Fig. 4: β1 integrin-deficient tumours exhibit tumour mass dormancy associated with p53 gene alteration. | Oncogene

Fig. 4: β1 integrin-deficient tumours exhibit tumour mass dormancy associated with p53 gene alteration.

From: Emergence of β1 integrin-deficient breast tumours from dormancy involves both inactivation of p53 and generation of a permissive tumour microenvironment

Fig. 4

a Tumour volume was measured from tumour onset to end-burden. P values (* <0.05, ** <0.01, *** <0.001) were calculated using 2-way ANOVA test. Red line indicates threshold between early (<500 mm3) and late invasive carcinomas (>500 mm3) collected at end-burden. b Number of tumours at end-burden. Data ± SEM, two-tailed Student’s t-test. c Analysis of Ki67 of cancer cells in late invasive carcinoma. α-sma indicates stromal area. Scale bar is 100 μm. Data ± SEM, two-tailed Student’s t test. d Analysis of cyclin D1 and phosphor-Rb (S807/811) in late invasive tumours. Asterisks indicate stromal area. Tumour cells with high cyclin D1 expression localise adjacent to stroma regions in MIC β1KO late invasive carcinomas.

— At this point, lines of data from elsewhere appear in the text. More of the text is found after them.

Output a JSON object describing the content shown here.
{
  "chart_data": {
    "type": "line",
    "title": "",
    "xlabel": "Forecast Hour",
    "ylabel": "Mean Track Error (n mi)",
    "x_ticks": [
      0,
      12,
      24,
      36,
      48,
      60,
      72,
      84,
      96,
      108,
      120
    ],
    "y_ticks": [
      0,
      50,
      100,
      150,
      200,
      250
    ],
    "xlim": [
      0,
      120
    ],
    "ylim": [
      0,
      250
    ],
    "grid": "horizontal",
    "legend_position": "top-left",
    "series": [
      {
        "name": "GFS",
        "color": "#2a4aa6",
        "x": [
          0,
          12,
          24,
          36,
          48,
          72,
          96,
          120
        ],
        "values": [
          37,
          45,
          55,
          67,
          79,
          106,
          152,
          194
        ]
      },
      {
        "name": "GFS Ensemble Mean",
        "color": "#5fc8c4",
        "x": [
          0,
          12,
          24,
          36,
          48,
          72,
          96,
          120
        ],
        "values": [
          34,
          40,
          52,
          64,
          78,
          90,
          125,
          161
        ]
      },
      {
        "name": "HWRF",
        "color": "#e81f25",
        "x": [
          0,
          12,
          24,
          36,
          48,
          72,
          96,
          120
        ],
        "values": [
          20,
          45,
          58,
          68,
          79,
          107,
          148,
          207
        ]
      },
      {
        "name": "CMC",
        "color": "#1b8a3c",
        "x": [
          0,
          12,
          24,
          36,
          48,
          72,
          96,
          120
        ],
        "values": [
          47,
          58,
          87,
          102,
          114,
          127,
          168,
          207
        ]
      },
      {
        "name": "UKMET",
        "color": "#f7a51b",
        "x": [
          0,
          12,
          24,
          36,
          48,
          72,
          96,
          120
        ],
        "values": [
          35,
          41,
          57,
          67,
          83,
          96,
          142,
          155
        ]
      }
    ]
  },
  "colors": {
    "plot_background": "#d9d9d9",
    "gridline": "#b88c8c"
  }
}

Data ± SEM, two-tailed Student’s t test. Scale bar is 100 μm. e Quantification of cyclin D1 and phosphor-Rb from images in d. Data ± SEM, two-tailed Student’s t test. f DEGs in end-burden tumours are overlapped with a E2F1 ChIP-seq dataset to generate a E2F1 gene signature. Several E2F1 target genes (E2f7, Rtel1, Myc, Ybx3, Id3) that are directly involved in cell cycle regulation are downregulated in MIC β1KO tumours. g Immunohistochemical analysis of p53 in late invasive carcinoma (MIC WT n = 22, MIC β1KO n = 14). Left, representative of different p53 staining patterns—absent, weak cytoplasmic or strong nuclear. Right, percentage of tumour with distinct p53 distribution pattern. h Co-staining of MIC β1KO tumours (n = 2) with nuclear p53 and proliferation marker Ki67. Cells with nuclear p53 are also Ki67 positive. i Sanger sequencing of p53 in a reactivated MIC β1KO tumour (ID BT-4570) identifies a G-A substitution in Trp53 exon 6. The mutation is mapped to V216M (Valine to Methionine) located in DNA-binding domain of p53 and conserved between mouse and human.